Both Lowe and Oram are talented, and their performances (complete with grating flat-vowelled Midland’s accents) are pretty much note perfect. Lowe is creepy in a psychotic sort of way, and Oram isn’t so much a figure of towering rage as an impotent and fuming little man with a sadistic streak. They both wrote the script, and the first half contains many genuinely stunning jokes and lines (the “Daily Mail Reader” one used in the trailer is probably the high point). The second half of the film, which really charts Tina embracing the madness isn’t as on point, and much more comfortable when Davies’ tyrannical mother isn’t looming over Tina’s actions and as such the film turns into a kind of extended ramble itself. There’s no obvious destination here. This is cinematic caravanning. Well, not that bad, but you get the drift- the film just meanders along with no real dramatic tension and no escalation of events towards an end telegraphed in the first 20 minutes.
The problem, I suspect, is that Sightseers is a slight film based on a thin gag. It may work as a 5 minute section in a stand up routine, or for a group of 17 year old smart arses sneering at those that participate in that sort of activity, but I’m not convinced that it justifies being spread over feature length.
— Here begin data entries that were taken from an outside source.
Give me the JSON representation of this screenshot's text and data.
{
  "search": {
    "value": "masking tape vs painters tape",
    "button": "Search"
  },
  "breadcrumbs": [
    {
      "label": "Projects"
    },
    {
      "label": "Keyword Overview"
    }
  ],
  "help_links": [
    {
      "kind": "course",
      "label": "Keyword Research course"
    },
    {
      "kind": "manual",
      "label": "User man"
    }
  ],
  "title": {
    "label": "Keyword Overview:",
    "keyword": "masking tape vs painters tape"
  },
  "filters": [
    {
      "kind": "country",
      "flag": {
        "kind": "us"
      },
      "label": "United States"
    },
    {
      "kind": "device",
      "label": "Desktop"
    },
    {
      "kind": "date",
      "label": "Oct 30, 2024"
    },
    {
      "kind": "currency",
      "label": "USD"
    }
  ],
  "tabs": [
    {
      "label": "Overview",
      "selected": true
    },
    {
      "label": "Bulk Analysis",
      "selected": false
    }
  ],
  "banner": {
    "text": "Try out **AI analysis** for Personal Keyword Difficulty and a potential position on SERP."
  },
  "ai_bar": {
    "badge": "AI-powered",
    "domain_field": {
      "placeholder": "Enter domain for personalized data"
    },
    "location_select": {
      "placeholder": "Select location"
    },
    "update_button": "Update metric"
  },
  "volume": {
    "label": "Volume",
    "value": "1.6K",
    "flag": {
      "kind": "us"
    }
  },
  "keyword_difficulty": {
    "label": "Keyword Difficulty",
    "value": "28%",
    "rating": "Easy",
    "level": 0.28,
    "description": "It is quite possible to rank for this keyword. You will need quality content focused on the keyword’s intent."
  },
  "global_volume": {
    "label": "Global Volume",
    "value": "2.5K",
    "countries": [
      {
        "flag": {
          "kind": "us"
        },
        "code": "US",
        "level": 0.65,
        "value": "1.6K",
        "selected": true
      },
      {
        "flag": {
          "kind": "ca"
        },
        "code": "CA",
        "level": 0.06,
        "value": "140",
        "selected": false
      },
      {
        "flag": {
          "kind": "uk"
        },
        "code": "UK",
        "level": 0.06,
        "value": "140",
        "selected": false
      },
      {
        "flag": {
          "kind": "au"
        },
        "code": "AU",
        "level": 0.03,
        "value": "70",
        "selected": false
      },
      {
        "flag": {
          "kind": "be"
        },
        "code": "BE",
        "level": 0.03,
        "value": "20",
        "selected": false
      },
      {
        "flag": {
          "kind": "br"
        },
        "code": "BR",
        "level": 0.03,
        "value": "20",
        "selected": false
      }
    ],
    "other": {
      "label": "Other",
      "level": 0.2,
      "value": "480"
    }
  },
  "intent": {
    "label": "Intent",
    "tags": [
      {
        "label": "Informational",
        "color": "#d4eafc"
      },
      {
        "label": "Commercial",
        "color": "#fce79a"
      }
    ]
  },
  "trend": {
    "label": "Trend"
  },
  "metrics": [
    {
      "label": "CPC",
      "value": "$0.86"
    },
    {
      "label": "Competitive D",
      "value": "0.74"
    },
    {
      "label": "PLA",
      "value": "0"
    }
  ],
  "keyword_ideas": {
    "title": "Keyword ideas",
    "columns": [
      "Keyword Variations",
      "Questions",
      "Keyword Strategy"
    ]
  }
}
Edgar Wright produced this, and I can see how it appealed to his sensibilities, and for much of the run time it was appealing to mine, but Sightseers really is a very parochial film with a limited audience (I know Droid was far less taken with it than I was). As such, it also feels like a step back for Wheatley and is far less impressive than the brutal assault of Kill List or the relentless misery of Down Terrace. The closest the film comes to either of those two earlier efforts is the murder of the bride to be while a cover of Donovan’s “Season of the Witch” reaches a blistering crescendo, but, alas, this is not typical of the film as a whole.
Overall, despite the tone of this review, Sightseers is a good film. It’s just not the tour de force I was hoping for. There are many, many nice touches here; either visual jokes such as Tina using a ludicrously oversized pencil or in the script (“Yorkshire’s nothing like you said, I can get my favourite pasta sauce and they do smile”), but it all feels terribly lacking and unsatisfactory. Nevertheless, it is amusing and well performed but will eventually go down as a minor footnote in Wheatley’s career. I do recommend Sightseers, as there are far worse ways to pass the time, but It’s not exactly a ringing endorsement.
I suspect, at the end of the day, that this is another film I simply want to like far more than I actually do.